Sabtu, 30 Mei 2020

Hamil dan Melahirkan di Jerman (Part 3) Momok Bayi Besar dan Drama Menjelang Persalinan

Anak pertama saya, Nabig, dulu lahir dengan berat awal 3,5 kg. Terhitung besar untuk ibu dengan postur seperti saya. Sedari awal kehamilan kedua, saya berikhtiyar “membatasi” pertumbuhan berat si jabang bayi. “cukup 2,8 kg saja ya nak…! nanti besarnya kalau sudah keluar dari perut Bunda saja…!” begitulah yang sering saya bisikkan ke dia. Melahirkan bayi secara normal dengan proses episiotomi (pengguntingan) yang sering saya dengar ceritanya dalam proses lahiran di tanah air membuat kehawatiran yang mendalam dalam diri saya. Meskipun saya diberitahu kalau praktik episiotomi tidak lumrah di Jerman. Tetap saja bayangan gunting di daerah kewanitaan membuat saya merinding.

Karenanya sejak semula, saya memberlakukan pola makan sehat minim karbohidrat. Nasi sebisa mungkin kami jadikan kudapan hanya untuk makan siang. Sementara untuk makan pagi dan malam, asupan protein hewani dan Nabati saya perbanyak. Mulai dari sayuran mentah, buah-buahan, olahan susu, dan daging-dagingan. Cemilan ringan (seperti Chips) keluar secara otomatis dari daftar belanja mingguan. Hingga awal Maret, strategi kami berfungsi dengan baik. Berat badan si jabang bayi ada pada ambang sehat dan tidak menunjukkan tanda-tanda “membesar” berlebihan.

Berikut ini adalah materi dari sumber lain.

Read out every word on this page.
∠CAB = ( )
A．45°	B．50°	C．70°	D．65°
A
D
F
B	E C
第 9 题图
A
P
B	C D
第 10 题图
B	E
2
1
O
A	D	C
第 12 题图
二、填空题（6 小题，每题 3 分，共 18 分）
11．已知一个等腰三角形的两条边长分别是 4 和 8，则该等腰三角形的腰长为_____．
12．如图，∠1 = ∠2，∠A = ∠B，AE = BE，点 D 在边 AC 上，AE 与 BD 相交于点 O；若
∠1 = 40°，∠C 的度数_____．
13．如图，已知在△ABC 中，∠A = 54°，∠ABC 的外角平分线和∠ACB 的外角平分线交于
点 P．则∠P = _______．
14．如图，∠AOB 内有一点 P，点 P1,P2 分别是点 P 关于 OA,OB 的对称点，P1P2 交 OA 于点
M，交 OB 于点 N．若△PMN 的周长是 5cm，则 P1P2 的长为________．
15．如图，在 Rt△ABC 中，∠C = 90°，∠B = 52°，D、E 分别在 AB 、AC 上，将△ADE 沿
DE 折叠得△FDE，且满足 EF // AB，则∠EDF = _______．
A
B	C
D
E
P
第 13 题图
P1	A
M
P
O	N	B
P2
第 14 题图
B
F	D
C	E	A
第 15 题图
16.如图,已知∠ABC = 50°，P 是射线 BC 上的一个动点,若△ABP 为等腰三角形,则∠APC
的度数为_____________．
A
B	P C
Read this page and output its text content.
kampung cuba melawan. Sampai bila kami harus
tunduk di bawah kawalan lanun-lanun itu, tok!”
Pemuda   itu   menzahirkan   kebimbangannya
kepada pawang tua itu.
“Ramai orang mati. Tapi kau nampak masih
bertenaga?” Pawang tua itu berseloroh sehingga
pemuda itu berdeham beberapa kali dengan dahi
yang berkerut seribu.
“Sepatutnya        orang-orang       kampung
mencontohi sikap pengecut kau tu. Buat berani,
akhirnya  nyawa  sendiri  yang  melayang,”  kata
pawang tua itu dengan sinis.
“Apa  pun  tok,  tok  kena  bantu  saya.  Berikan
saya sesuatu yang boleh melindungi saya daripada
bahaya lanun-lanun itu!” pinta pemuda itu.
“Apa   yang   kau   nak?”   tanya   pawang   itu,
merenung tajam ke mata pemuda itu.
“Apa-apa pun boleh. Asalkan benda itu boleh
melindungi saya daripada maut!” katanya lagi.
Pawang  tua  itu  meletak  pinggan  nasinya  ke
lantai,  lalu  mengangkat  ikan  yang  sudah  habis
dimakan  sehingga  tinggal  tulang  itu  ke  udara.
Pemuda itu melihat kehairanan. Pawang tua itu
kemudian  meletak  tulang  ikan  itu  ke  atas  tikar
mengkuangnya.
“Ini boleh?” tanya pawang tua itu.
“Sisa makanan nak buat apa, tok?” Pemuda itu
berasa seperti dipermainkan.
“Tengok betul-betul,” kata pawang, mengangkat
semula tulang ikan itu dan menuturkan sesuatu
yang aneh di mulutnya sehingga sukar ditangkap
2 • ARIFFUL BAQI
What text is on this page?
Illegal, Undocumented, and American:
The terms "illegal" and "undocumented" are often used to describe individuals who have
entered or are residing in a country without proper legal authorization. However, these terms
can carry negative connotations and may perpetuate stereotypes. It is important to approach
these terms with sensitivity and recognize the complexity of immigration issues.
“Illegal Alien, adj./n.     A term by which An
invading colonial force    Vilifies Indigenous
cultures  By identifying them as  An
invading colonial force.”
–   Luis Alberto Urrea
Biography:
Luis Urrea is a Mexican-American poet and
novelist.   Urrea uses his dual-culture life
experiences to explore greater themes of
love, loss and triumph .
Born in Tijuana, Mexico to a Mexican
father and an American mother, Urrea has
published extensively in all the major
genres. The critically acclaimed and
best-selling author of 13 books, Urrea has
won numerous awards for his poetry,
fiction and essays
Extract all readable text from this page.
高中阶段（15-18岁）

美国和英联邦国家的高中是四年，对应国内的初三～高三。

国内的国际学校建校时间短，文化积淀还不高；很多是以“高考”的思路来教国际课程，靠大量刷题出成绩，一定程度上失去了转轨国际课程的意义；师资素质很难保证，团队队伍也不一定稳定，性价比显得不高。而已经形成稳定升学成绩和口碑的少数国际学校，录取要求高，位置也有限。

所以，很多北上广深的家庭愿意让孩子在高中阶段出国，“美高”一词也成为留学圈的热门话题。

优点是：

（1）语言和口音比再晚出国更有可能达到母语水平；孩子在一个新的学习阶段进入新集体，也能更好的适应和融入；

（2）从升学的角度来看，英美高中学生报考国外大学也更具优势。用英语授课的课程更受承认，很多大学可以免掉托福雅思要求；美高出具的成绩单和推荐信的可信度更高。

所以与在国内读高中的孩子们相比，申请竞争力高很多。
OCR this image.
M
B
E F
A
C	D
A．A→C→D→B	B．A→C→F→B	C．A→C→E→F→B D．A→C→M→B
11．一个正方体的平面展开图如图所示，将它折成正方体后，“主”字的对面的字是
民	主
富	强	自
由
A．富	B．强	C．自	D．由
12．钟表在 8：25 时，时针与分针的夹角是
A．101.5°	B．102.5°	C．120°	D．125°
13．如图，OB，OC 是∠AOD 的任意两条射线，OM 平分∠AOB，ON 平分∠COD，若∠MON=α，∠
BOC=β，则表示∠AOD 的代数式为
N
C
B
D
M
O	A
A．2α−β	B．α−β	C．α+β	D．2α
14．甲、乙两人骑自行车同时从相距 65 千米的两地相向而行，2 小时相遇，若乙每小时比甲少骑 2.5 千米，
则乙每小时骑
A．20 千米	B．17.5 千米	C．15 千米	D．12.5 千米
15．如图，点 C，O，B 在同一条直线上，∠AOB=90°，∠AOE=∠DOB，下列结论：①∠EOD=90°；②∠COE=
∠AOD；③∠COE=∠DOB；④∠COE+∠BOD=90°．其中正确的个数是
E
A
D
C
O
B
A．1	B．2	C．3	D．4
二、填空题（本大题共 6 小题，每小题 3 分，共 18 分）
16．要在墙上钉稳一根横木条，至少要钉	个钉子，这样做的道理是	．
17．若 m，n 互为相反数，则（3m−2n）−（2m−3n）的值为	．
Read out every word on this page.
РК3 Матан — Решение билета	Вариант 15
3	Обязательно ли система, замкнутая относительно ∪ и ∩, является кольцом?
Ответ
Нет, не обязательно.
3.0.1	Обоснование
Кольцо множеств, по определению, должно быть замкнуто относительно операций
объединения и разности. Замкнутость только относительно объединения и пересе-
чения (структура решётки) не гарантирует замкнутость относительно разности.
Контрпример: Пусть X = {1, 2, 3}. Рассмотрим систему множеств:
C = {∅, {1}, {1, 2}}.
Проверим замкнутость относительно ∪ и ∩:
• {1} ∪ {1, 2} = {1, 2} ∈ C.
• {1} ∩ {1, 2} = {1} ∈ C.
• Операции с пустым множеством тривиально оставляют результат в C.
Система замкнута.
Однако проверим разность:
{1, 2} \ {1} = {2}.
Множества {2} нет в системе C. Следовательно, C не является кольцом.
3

Namun, semua usaha saya gagal total saat Kanselir Jerman mengumumkan Lockdown sebagai respon atas pandemi Covid-19. Terhitung mulai akhir maret, larangan keluar rumah diberlakukan. Pertokoan, perkantoran dan persekolahan ditutup hingga waktu yang tidak ditentukan. Apa dampaknya bagi program diet saya?

Pada minggu pertama pemberlakuan Lockdown, panic-buying terjadi di seantero Jerman, termasuk Freiburg. Setiap berbelanja mingguan, suami saya sampai harus membawa tiga tas sekaligus: satu keranjang tarik di sebelah kanan, satu tas belanja di sebelah kiri dan sebuah ransel nangkring di punggung.

Makanan yang menumpuk di rumah plus larangan untuk keluar rumah kecuali berolahraga sebentar membuat saya mengandalkan satu kegiatan untuk mengusir kejenuhan: memasak dan membuat kue tradisional. Tanpa saya duga, ini sukses membuat berat badan jabang bayi meroket tajam di minggu-minggu terakhir menjelang pesalinan.

Dua bulan menjelang melahirkan, saya dan suami harus mencari dan kemudian menentukan dua hal: rumah sakit tempat bersalin dan midwife/ hebamme (dukun bayi) yang akan memantau kondisi ibu dan bayi pasca persalinan.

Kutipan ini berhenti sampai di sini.